第1話

***

ずっと…好きだった。


「んぅ、ふっ……んぅっ…!」

「……は…っ、…ッ」

「…ぁッ!!はぁ…っ、奥…っ熱……」


ナカに放たれた白濁液を感じて熱い吐息を零す。初めてにも関わらず太いモノをずっぽりと咥えこむ自分の尻穴に緩い笑みを浮かべた。

……はじめてだから、すごく痛い。
痛いけど、でもそんなの気にならない程、初恋の相手と繋がっている”今”に満足していた。涙が零れるくらい幸せだった。


「…ッ、は…っ」

「あッ、あぐ、ぅッ、」


俺に腰を打ち付けてくる男も余裕なさげに息を荒げている。
こうして繋がることを求めなければ、きっと一生目にすることなんてできなかった。

色っぽい声。熱を帯びた吐息。
程よく鍛えられた身体。

今俺が彼に興奮を与えているんだということが嬉しくて堪らなくて、揺れて大きな音を鳴らすベッドにも構わずに尻を突き出しながらもっと奥にいれてほしいと懇願するように腰を自ら振る。

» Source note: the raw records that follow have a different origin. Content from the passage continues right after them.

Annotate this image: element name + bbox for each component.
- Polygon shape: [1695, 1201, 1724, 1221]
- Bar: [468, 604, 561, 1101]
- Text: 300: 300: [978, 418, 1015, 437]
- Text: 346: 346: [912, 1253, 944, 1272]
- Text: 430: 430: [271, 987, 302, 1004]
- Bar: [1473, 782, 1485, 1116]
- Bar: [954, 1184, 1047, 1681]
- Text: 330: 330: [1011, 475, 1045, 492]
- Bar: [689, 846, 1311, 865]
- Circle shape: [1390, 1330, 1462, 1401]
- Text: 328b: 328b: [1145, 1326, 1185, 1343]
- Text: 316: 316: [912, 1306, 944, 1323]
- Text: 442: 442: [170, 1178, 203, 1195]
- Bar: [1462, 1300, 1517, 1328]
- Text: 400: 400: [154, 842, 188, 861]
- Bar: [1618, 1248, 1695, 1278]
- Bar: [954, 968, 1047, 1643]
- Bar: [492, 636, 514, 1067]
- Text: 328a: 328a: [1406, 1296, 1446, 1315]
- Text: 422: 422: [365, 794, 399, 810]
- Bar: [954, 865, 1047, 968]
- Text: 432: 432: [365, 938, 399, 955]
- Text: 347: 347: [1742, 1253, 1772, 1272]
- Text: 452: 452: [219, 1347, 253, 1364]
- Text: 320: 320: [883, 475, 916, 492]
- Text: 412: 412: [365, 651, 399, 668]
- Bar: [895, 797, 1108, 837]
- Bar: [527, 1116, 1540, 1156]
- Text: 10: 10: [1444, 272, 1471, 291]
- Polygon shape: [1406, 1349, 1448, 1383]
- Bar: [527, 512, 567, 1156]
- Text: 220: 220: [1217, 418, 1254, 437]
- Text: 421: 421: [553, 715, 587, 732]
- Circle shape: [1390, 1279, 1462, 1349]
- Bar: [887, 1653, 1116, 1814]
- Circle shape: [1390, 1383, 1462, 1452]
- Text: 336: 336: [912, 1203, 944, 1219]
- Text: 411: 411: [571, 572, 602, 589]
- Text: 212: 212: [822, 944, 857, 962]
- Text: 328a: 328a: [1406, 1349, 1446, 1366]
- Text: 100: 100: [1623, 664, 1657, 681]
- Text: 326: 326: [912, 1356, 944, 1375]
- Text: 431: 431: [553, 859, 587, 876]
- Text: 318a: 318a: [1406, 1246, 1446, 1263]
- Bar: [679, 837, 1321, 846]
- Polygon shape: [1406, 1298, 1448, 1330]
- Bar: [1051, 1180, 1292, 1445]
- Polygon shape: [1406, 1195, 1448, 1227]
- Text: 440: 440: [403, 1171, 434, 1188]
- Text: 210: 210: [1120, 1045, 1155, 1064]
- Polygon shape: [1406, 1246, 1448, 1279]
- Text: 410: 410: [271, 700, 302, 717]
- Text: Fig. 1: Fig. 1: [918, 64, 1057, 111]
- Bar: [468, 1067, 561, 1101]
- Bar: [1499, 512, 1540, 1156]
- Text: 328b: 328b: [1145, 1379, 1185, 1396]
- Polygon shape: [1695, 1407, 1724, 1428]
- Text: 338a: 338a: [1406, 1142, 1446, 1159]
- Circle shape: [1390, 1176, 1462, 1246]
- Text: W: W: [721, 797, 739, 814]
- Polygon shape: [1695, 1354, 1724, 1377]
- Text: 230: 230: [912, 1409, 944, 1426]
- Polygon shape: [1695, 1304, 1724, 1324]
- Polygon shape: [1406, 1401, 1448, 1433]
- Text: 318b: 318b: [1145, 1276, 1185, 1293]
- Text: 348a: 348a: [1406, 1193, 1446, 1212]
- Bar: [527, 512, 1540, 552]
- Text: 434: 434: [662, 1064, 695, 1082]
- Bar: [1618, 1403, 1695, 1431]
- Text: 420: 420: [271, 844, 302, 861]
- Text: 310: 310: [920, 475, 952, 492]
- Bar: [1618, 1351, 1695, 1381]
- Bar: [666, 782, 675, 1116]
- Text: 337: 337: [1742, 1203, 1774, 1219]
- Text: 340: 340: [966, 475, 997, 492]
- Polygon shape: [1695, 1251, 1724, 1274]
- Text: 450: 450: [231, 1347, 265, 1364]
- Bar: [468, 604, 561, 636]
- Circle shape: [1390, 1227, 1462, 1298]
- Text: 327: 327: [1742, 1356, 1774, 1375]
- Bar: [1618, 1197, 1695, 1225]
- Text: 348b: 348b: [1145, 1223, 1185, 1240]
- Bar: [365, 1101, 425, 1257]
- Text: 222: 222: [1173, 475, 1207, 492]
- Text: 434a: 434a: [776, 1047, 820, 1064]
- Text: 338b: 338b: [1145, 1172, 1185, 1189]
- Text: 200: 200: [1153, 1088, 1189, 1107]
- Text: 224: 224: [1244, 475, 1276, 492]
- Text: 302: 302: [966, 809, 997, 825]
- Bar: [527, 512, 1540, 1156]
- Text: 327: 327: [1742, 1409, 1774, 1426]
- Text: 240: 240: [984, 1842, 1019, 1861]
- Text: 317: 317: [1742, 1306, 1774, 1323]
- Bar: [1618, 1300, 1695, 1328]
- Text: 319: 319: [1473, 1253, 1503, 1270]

コイツさえ傍にいてくれれば、他の全てを失ってもいいとさえ思った。
友達としてじゃなく、本気で…好きだった。愛してた。


「…ッ、おまえ…っ、えろすぎ…ッ」

「は…っ、なれてんだよ…っこういうの…ッ」


唯人の声に鼻で笑って返す。
そんな自分の声音とは裏腹に心臓は引き裂かれたようにずっと痛みを訴えてくる。


「…っ、へぇ…ッ、そうか、よッ!」

「ぁぅ゛…っ、!!ぐ゛っ!」


…嘘だった。

全部、初めてだった。
こうやって男に挿入されるのも、自分から誰かにセックスしようと誘いをもちかけたのも。

全部この男が、…唯人が初めてだった。

でも、初めてだなんて知られたらきっと相手は重いと感じる。
ショックを受ける。
もしかしたらこの行為さえ、やめようと言い出されてしまうかもしれない。

(…そんなの、絶対に嫌だ)

だから、わざと慣れているふりをした。
お前が初めてじゃないんだって嘘をついた。

そうでもしないと、今すぐにでも身体の奥から込み上げる感情に負けて泣いてしまいそうだった。


「……ッ、…おまえ、実は男もイケたんだ……っ?」

「…っ、は…っ、ぁ゛…ッ」


どことなく嘲りを含む声に、強く胸を突き刺されたような痛みが走る。